Leo Fender non emerge come musicista, non è nemmeno un liutaio e neppure un ingegnere. La sua passione è quella di un'autodidatta, sperimentatore instancabile, curioso e determinato nel raggiungere gli obiettivi ricercando il massimo della qualità. Eclettico e geniale, Fender era un uomo dalle molteplici competenze che sapeva circondarsi delle persone giuste. In una sintetica analisi del suo lavoro, dal punto di vista economico, oggi possiamo dire che Leo Fender aveva intuito prima d'altri il significato della produzione si strumenti musicali per un mercato di massa. Leo Fender negli anni '50 e '60 è stato per gli strumenti musicali ciò che Henry Ford è stato stato per l'industria automobilistica amricana negli anni '20 e '30.
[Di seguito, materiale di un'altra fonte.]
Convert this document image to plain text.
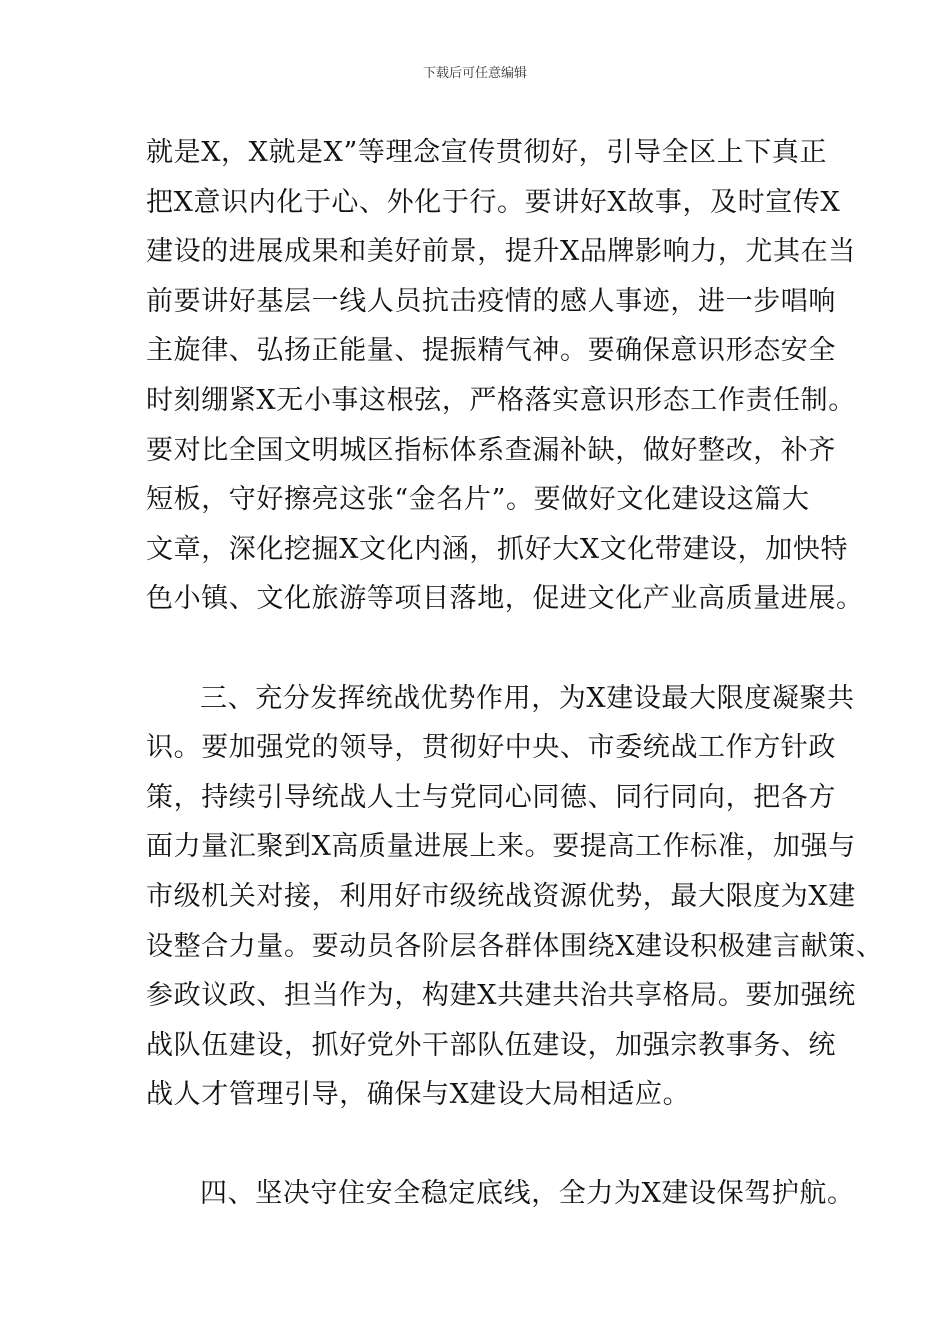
下载后可任意编辑
就是X，X就是X”等理念宣传贯彻好，引导全区上下真正
把X意识内化于心、外化于行。要讲好X故事，及时宣传X
建设的进展成果和美好前景，提升X品牌影响力，尤其在当
前要讲好基层一线人员抗击疫情的感人事迹，进一步唱响
主旋律、弘扬正能量、提振精气神。要确保意识形态安全
时刻绷紧X无小事这根弦，严格落实意识形态工作责任制。
要对比全国文明城区指标体系查漏补缺，做好整改，补齐
短板，守好擦亮这张“金名片”。要做好文化建设这篇大
文章，深化挖掘X文化内涵，抓好大X文化带建设，加快特
色小镇、文化旅游等项目落地，促进文化产业高质量进展。
三、充分发挥统战优势作用，为X建设最大限度凝聚共
识。要加强党的领导，贯彻好中央、市委统战工作方针政
策，持续引导统战人士与党同心同德、同行同向，把各方
面力量汇聚到X高质量进展上来。要提高工作标准，加强与
市级机关对接，利用好市级统战资源优势，最大限度为X建
设整合力量。要动员各阶层各群体围绕X建设积极建言献策、
参政议政、担当作为，构建X共建共治共享格局。要加强统
战队伍建设，抓好党外干部队伍建设，加强宗教事务、统
战人才管理引导，确保与X建设大局相适应。
四、坚决守住安全稳定底线，全力为X建设保驾护航。
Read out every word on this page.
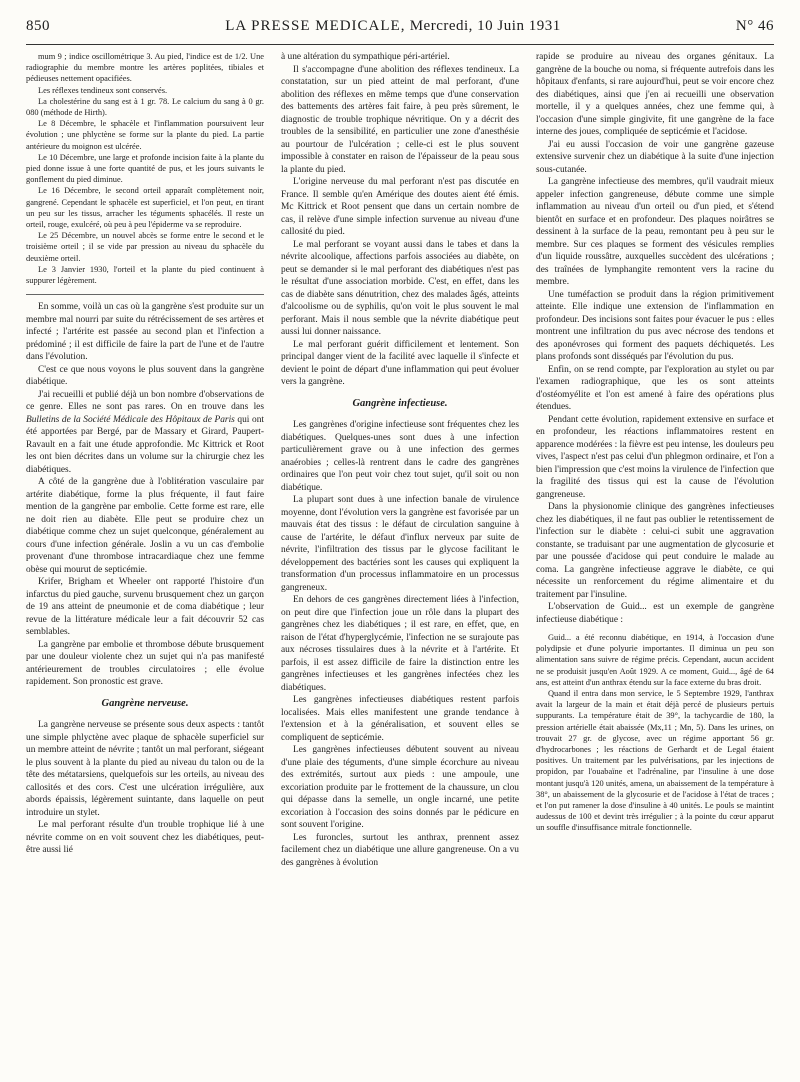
850	LA PRESSE MEDICALE, Mercredi, 10 Juin 1931	N° 46

mum 9 ; indice oscillométrique 3. Au pied, l'indice est de 1/2. Une radiographie du membre montre les artères poplitées, tibiales et pédieuses nettement opacifiées.

Les réflexes tendineux sont conservés.

La cholestérine du sang est à 1 gr. 78. Le calcium du sang à 0 gr. 080 (méthode de Hirth).

Le 8 Décembre, le sphacèle et l'inflammation poursuivent leur évolution ; une phlyctène se forme sur la plante du pied. La partie antérieure du moignon est ulcérée.

Le 10 Décembre, une large et profonde incision faite à la plante du pied donne issue à une forte quantité de pus, et les jours suivants le gonflement du pied diminue.

Le 16 Décembre, le second orteil apparaît complètement noir, gangrené. Cependant le sphacèle est superficiel, et l'on peut, en tirant un peu sur les tissus, arracher les téguments sphacélés. Il reste un orteil, rouge, exulcéré, où peu à peu l'épiderme va se reproduire.

Le 25 Décembre, un nouvel abcès se forme entre le second et le troisième orteil ; il se vide par pression au niveau du sphacèle du deuxième orteil.

Le 3 Janvier 1930, l'orteil et la plante du pied continuent à suppurer légèrement.

En somme, voilà un cas où la gangrène s'est produite sur un membre mal nourri par suite du rétrécissement de ses artères et infecté ; l'artérite est passée au second plan et l'infection a prédominé ; il est difficile de faire la part de l'une et de l'autre dans l'évolution.

C'est ce que nous voyons le plus souvent dans la gangrène diabétique.

J'ai recueilli et publié déjà un bon nombre d'observations de ce genre. Elles ne sont pas rares. On en trouve dans les Bulletins de la Société Médicale des Hôpitaux de Paris qui ont été apportées par Bergé, par de Massary et Girard, Paupert-Ravault en a fait une étude approfondie. Mc Kittrick et Root les ont bien décrites dans un volume sur la chirurgie chez les diabétiques.

A côté de la gangrène due à l'oblitération vasculaire par artérite diabétique, forme la plus fréquente, il faut faire mention de la gangrène par embolie. Cette forme est rare, elle ne doit rien au diabète. Elle peut se produire chez un diabétique comme chez un sujet quelconque, généralement au cours d'une infection générale. Joslin a vu un cas d'embolie provenant d'une thrombose intracardiaque chez une femme obèse qui mourut de septicémie.

Krifer, Brigham et Wheeler ont rapporté l'histoire d'un infarctus du pied gauche, survenu brusquement chez un garçon de 19 ans atteint de pneumonie et de coma diabétique ; leur revue de la littérature médicale leur a fait découvrir 52 cas semblables.

La gangrène par embolie et thrombose débute brusquement par une douleur violente chez un sujet qui n'a pas manifesté antérieurement de troubles circulatoires ; elle évolue rapidement. Son pronostic est grave.

Gangrène nerveuse.

La gangrène nerveuse se présente sous deux aspects : tantôt une simple phlyctène avec plaque de sphacèle superficiel sur un membre atteint de névrite ; tantôt un mal perforant, siégeant le plus souvent à la plante du pied au niveau du talon ou de la tête des métatarsiens, quelquefois sur les orteils, au niveau des callosités et des cors. C'est une ulcération irrégulière, aux abords épaissis, légèrement suintante, dans laquelle on peut introduire un stylet.

Le mal perforant résulte d'un trouble trophique lié à une névrite comme on en voit souvent chez les diabétiques, peut-être aussi lié

à une altération du sympathique péri-artériel.

Il s'accompagne d'une abolition des réflexes tendineux. La constatation, sur un pied atteint de mal perforant, d'une abolition des réflexes en même temps que d'une conservation des battements des artères fait faire, à peu près sûrement, le diagnostic de trouble trophique névritique. On y a décrit des troubles de la sensibilité, en particulier une zone d'anesthésie au pourtour de l'ulcération ; celle-ci est le plus souvent impossible à constater en raison de l'épaisseur de la peau sous la plante du pied.

L'origine nerveuse du mal perforant n'est pas discutée en France. Il semble qu'en Amérique des doutes aient été émis. Mc Kittrick et Root pensent que dans un certain nombre de cas, il relève d'une simple infection survenue au niveau d'une callosité du pied.

Le mal perforant se voyant aussi dans le tabes et dans la névrite alcoolique, affections parfois associées au diabète, on peut se demander si le mal perforant des diabétiques n'est pas le résultat d'une association morbide. C'est, en effet, dans les cas de diabète sans dénutrition, chez des malades âgés, atteints d'alcoolisme ou de syphilis, qu'on voit le plus souvent le mal perforant. Mais il nous semble que la névrite diabétique peut aussi lui donner naissance.

Le mal perforant guérit difficilement et lentement. Son principal danger vient de la facilité avec laquelle il s'infecte et devient le point de départ d'une inflammation qui peut évoluer vers la gangrène.

Gangrène infectieuse.

Les gangrènes d'origine infectieuse sont fréquentes chez les diabétiques. Quelques-unes sont dues à une infection particulièrement grave ou à une infection des germes anaérobies ; celles-là rentrent dans le cadre des gangrènes ordinaires que l'on peut voir chez tout sujet, qu'il soit ou non diabétique.

La plupart sont dues à une infection banale de virulence moyenne, dont l'évolution vers la gangrène est favorisée par un mauvais état des tissus : le défaut de circulation sanguine à cause de l'artérite, le défaut d'influx nerveux par suite de névrite, l'infiltration des tissus par le glycose facilitant le développement des bactéries sont les causes qui expliquent la transformation d'un processus inflammatoire en un processus gangreneux.

En dehors de ces gangrènes directement liées à l'infection, on peut dire que l'infection joue un rôle dans la plupart des gangrènes chez les diabétiques ; il est rare, en effet, que, en raison de l'état d'hyperglycémie, l'infection ne se surajoute pas aux nécroses tissulaires dues à la névrite et à l'artérite. Et parfois, il est assez difficile de faire la distinction entre les gangrènes infectieuses et les gangrènes infectées chez les diabétiques.

Les gangrènes infectieuses diabétiques restent parfois localisées. Mais elles manifestent une grande tendance à l'extension et à la généralisation, et souvent elles se compliquent de septicémie.

Les gangrènes infectieuses débutent souvent au niveau d'une plaie des téguments, d'une simple écorchure au niveau des extrémités, surtout aux pieds : une ampoule, une excoriation produite par le frottement de la chaussure, un clou qui dépasse dans la semelle, un ongle incarné, une petite excoriation à l'occasion des soins donnés par le pédicure en sont souvent l'origine.

Les furoncles, surtout les anthrax, prennent assez facilement chez un diabétique une allure gangreneuse. On a vu des gangrènes à évolution

rapide se produire au niveau des organes génitaux. La gangrène de la bouche ou noma, si fréquente autrefois dans les hôpitaux d'enfants, si rare aujourd'hui, peut se voir encore chez des diabétiques, ainsi que j'en ai recueilli une observation mortelle, il y a quelques années, chez une femme qui, à l'occasion d'une simple gingivite, fit une gangrène de la face interne des joues, compliquée de septicémie et l'acidose.

J'ai eu aussi l'occasion de voir une gangrène gazeuse extensive survenir chez un diabétique à la suite d'une injection sous-cutanée.

La gangrène infectieuse des membres, qu'il vaudrait mieux appeler infection gangreneuse, débute comme une simple inflammation au niveau d'un orteil ou d'un pied, et s'étend bientôt en surface et en profondeur. Des plaques noirâtres se dessinent à la surface de la peau, remontant peu à peu sur le membre. Sur ces plaques se forment des vésicules remplies d'un liquide roussâtre, auxquelles succèdent des ulcérations ; des traînées de lymphangite remontent vers la racine du membre.

Une tuméfaction se produit dans la région primitivement atteinte. Elle indique une extension de l'inflammation en profondeur. Des incisions sont faites pour évacuer le pus : elles montrent une infiltration du pus avec nécrose des tendons et des aponévroses qui forment des paquets déchiquetés. Les plans profonds sont disséqués par l'évolution du pus.

Enfin, on se rend compte, par l'exploration au stylet ou par l'examen radiographique, que les os sont atteints d'ostéomyélite et l'on est amené à faire des opérations plus étendues.

Pendant cette évolution, rapidement extensive en surface et en profondeur, les réactions inflammatoires restent en apparence modérées : la fièvre est peu intense, les douleurs peu vives, l'aspect n'est pas celui d'un phlegmon ordinaire, et l'on a bien l'impression que c'est moins la virulence de l'infection que la fragilité des tissus qui est la cause de l'évolution gangreneuse.

Dans la physionomie clinique des gangrènes infectieuses chez les diabétiques, il ne faut pas oublier le retentissement de l'infection sur le diabète : celui-ci subit une aggravation constante, se traduisant par une augmentation de glycosurie et par une poussée d'acidose qui peut conduire le malade au coma. La gangrène infectieuse aggrave le diabète, ce qui nécessite un renforcement du régime alimentaire et du traitement par l'insuline.

L'observation de Guid... est un exemple de gangrène infectieuse diabétique :

Guid... a été reconnu diabétique, en 1914, à l'occasion d'une polydipsie et d'une polyurie importantes. Il diminua un peu son alimentation sans suivre de régime précis. Cependant, aucun accident ne se produisit jusqu'en Août 1929. A ce moment, Guid..., âgé de 64 ans, est atteint d'un anthrax étendu sur la face externe du bras droit.

Quand il entra dans mon service, le 5 Septembre 1929, l'anthrax avait la largeur de la main et était déjà percé de plusieurs pertuis suppurants. La température était de 39°, la tachycardie de 180, la pression artérielle était abaissée (Mx,11 ; Mn, 5). Dans les urines, on trouvait 27 gr. de glycose, avec un régime apportant 56 gr. d'hydrocarbones ; les réactions de Gerhardt et de Legal étaient positives. Un traitement par les pulvérisations, par les injections de propidon, par l'ouabaïne et l'adrénaline, par l'insuline à une dose montant jusqu'à 120 unités, amena, un abaissement de la température à 38°, un abaissement de la glycosurie et de l'acidose à l'état de traces ; et l'on put ramener la dose d'insuline à 40 unités. Le pouls se maintint audessus de 100 et devint très irrégulier ; à la pointe du cœur apparut un souffle d'insuffisance mitrale fonctionnelle.
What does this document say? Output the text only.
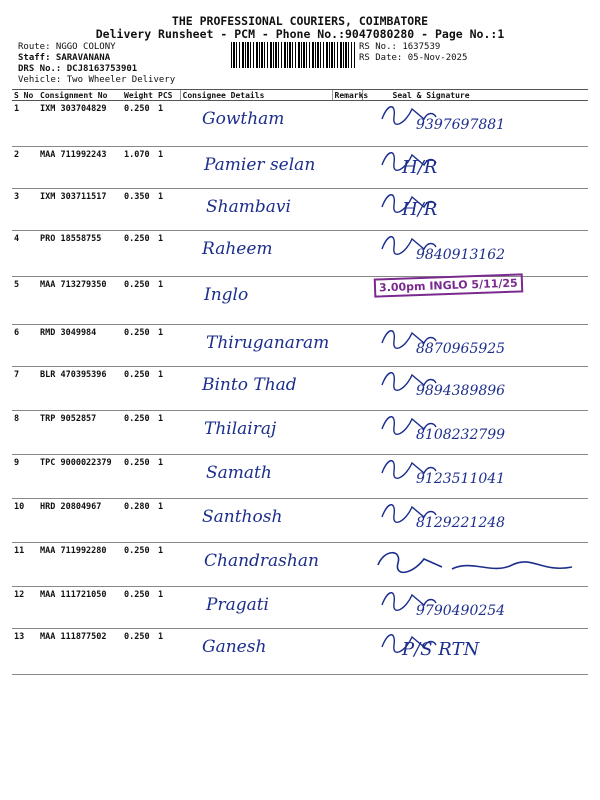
THE PROFESSIONAL COURIERS, COIMBATORE
Delivery Runsheet - PCM - Phone No.:9047080280 - Page No.:1
Route: NGGO COLONY
Staff: SARAVANANA
DRS No.: DCJ8163753901
Vehicle: Two Wheeler Delivery
RS No.: 1637539
RS Date: 05-Nov-2025
S No	Consignment No	Weight	PCS	Consignee Details	Remarks	Seal & Signature
1	IXM 303704829	0.250	1	Gowtham		9397697881

2	MAA 711992243	1.070	1	Pamier selan		H/R

3	IXM 303711517	0.350	1	Shambavi		H/R

4	PRO 18558755	0.250	1	Raheem		9840913162

5	MAA 713279350	0.250	1	Inglo		3.00pm INGLO 5/11/25

6	RMD 3049984	0.250	1	Thiruganaram		8870965925

7	BLR 470395396	0.250	1	Binto Thad		9894389896

8	TRP 9052857	0.250	1	Thilairaj		8108232799

9	TPC 9000022379	0.250	1	Samath		9123511041

10	HRD 20804967	0.280	1	Santhosh		8129221248

11	MAA 711992280	0.250	1	Chandrashan

12	MAA 111721050	0.250	1	Pragati		9790490254

13	MAA 111877502	0.250	1	Ganesh		P/S RTN
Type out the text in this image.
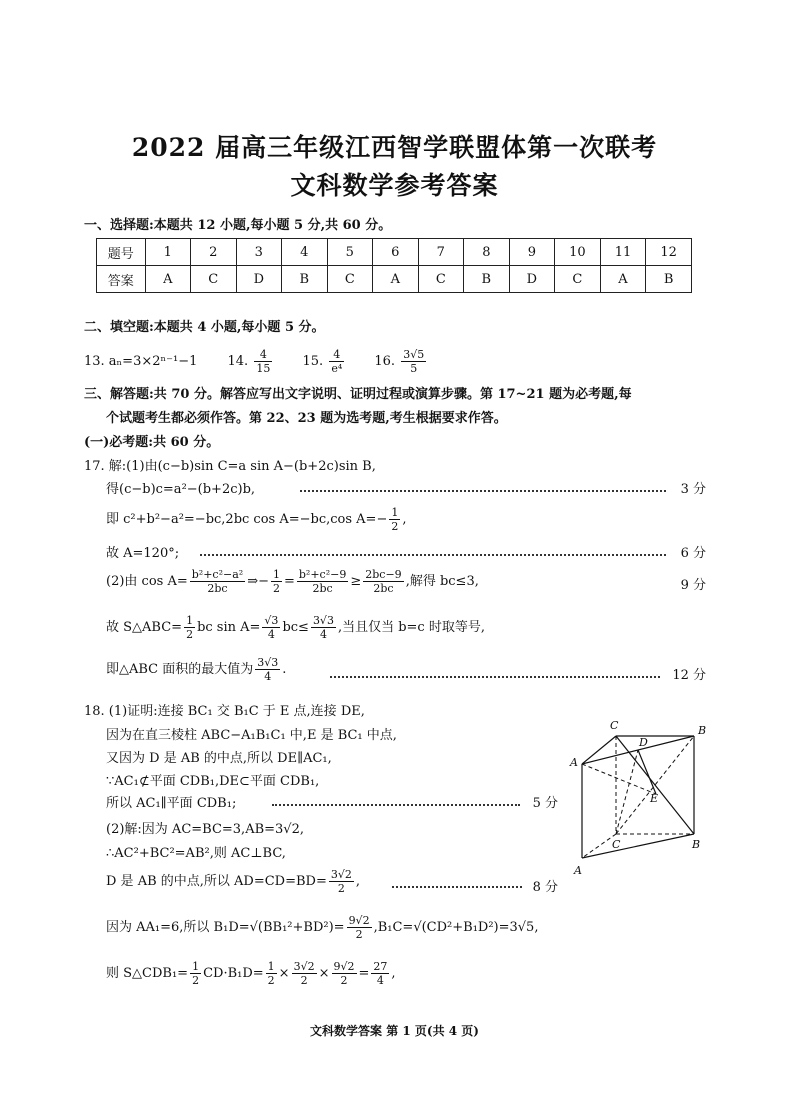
2022 届高三年级江西智学联盟体第一次联考
文科数学参考答案
一、选择题:本题共 12 小题,每小题 5 分,共 60 分。
题号	1	2	3	4	5	6	7	8	9	10	11	12
答案	A	C	D	B	C	A	C	B	D	C	A	B
二、填空题:本题共 4 小题,每小题 5 分。
13. aₙ=3×2ⁿ⁻¹−1 14. $\frac{4}{15} 15$. $\frac{4}{\text{e⁴}} 16$. $\frac{3√5}{5}$
三、解答题:共 70 分。解答应写出文字说明、证明过程或演算步骤。第 17~21 题为必考题,每
个试题考生都必须作答。第 22、23 题为选考题,考生根据要求作答。
(一)必考题:共 60 分。
17. 解:(1)由(c−b)sin C=a sin A−(b+2c)sin B,
得(c−b)c=a²−(b+2c)b,	3 分
即 c²+b²−a²=−bc,2bc cos A=−bc,cos $A=- \frac{1}{2}$ ,
故 A=120°;	6 分
(2)由 $\cos A= \frac{\text{b²+c²−a²}}{2bc}$ ⇒− $\frac{1}{2} = \frac{\text{b²+c²−9}}{2bc} \ge \frac{2bc-9}{2bc}$ ,解得 bc≤3,	9 分
故 S△ABC= $\frac{1}{2}$ bc $\sin A= \frac{√3}{4} bc\le \frac{3√3}{4}$ ,当且仅当 b=c 时取等号,
即△ABC 面积的最大值为 $\frac{3√3}{4}$ .	12 分
18. (1)证明:连接 BC₁ 交 B₁C 于 E 点,连接 DE,
因为在直三棱柱 ABC−A₁B₁C₁ 中,E 是 BC₁ 中点,
又因为 D 是 AB 的中点,所以 DE∥AC₁,
∵AC₁⊄平面 CDB₁,DE⊂平面 CDB₁,
所以 AC₁∥平面 CDB₁;	5 分
(2)解:因为 AC=BC=3,AB=3√2,
∴AC²+BC²=AB²,则 AC⊥BC,
D 是 AB 的中点,所以 $AD=CD=BD= \frac{3√2}{2}$ ,	8 分
因为 AA₁=6,所以 $B_1D=√(BB_1^2+BD^2)= \frac{9√2}{2} ,B_1C=√(CD^2+B_1D^2)=3√5$,
则 S△CDB₁= $\frac{1}{2} CD\cdot B_1D= \frac{1}{2} \times \frac{3√2}{2} \times \frac{9√2}{2} = \frac{27}{4}$ ,
C
D
B
A
E
C	B
A
文科数学答案 第 1 页(共 4 页)
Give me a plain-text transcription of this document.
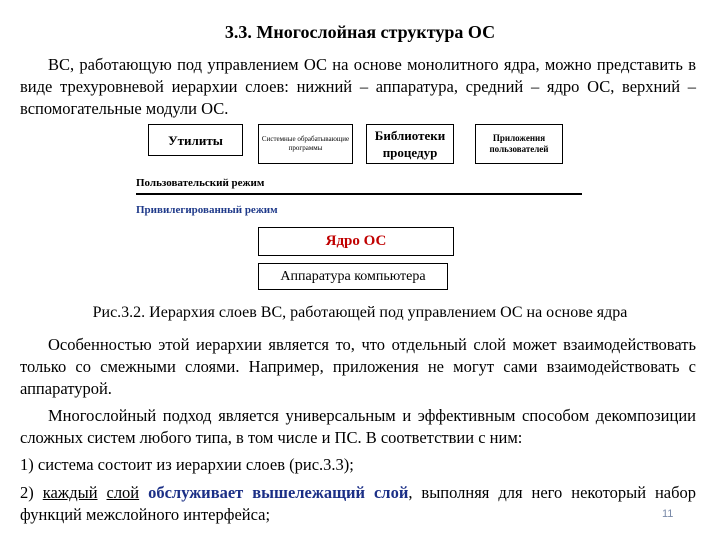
3.3. Многослойная структура ОС
ВС, работающую под управлением ОС на основе монолитного ядра, можно представить в виде трехуровневой иерархии слоев: нижний – аппаратура, средний – ядро ОС, верхний – вспомогательные модули ОС.
Утилиты	Системные обрабатывающие программы
Библиотеки процедур
Приложения пользователей
Пользовательский режим
Привилегированный режим
Ядро ОС
Аппаратура компьютера
Рис.3.2. Иерархия слоев ВС, работающей под управлением ОС на основе ядра
Особенностью этой иерархии является то, что отдельный слой может взаимодействовать только со смежными слоями. Например, приложения не могут сами взаимодействовать с аппаратурой.
Многослойный подход является универсальным и эффективным способом декомпозиции сложных систем любого типа, в том числе и ПС. В соответствии с ним:
1) система состоит из иерархии слоев (рис.3.3);
2) каждый слой обслуживает вышележащий слой, выполняя для него некоторый набор функций межслойного интерфейса;	11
Finiti gli studi Fender comincia a lavorare come ragionere per il dipartimento autostradale dello stato della California. Nel 1934 sposa Esther Klosky.

A causa della cosiddetta "grande depressione" statunitense, Leo perde il lavoro. La passione per l'elettronica non si è mai spenta; persona creativa e piena di risorse, Leo Fender nel 1938, non ancora trentenne, decide di aprire a Fullerton il "Fender's Radio Service", un negozio-laboratorio di elettronica. Qui vende e ripara radio, insieme ad altri vari congegni elettronici. Tutto questo accadeva in un momento storico in cui gli Stati Uniti si trovavano lanciati in un'inarrestabile corsa all'innovazione tecnologica.

L'interesse per la musica si avvicina poco a poco. Con il passare del tempo si fanno sempre più numerosi i musicisti che si rivolgono a Fender per riparare i propri apparecchi amplificatori. Tra questi c'è Doc Kauffman, che aveva lavorato per la Rickenbacker, casa produttrice di chitarre. I due approfondiscono il loro rapporto e insieme compiono vari esperimenti. Nel 1944 fondano la "K&F Company" per produrre chitarre hawaiane e amplificatori.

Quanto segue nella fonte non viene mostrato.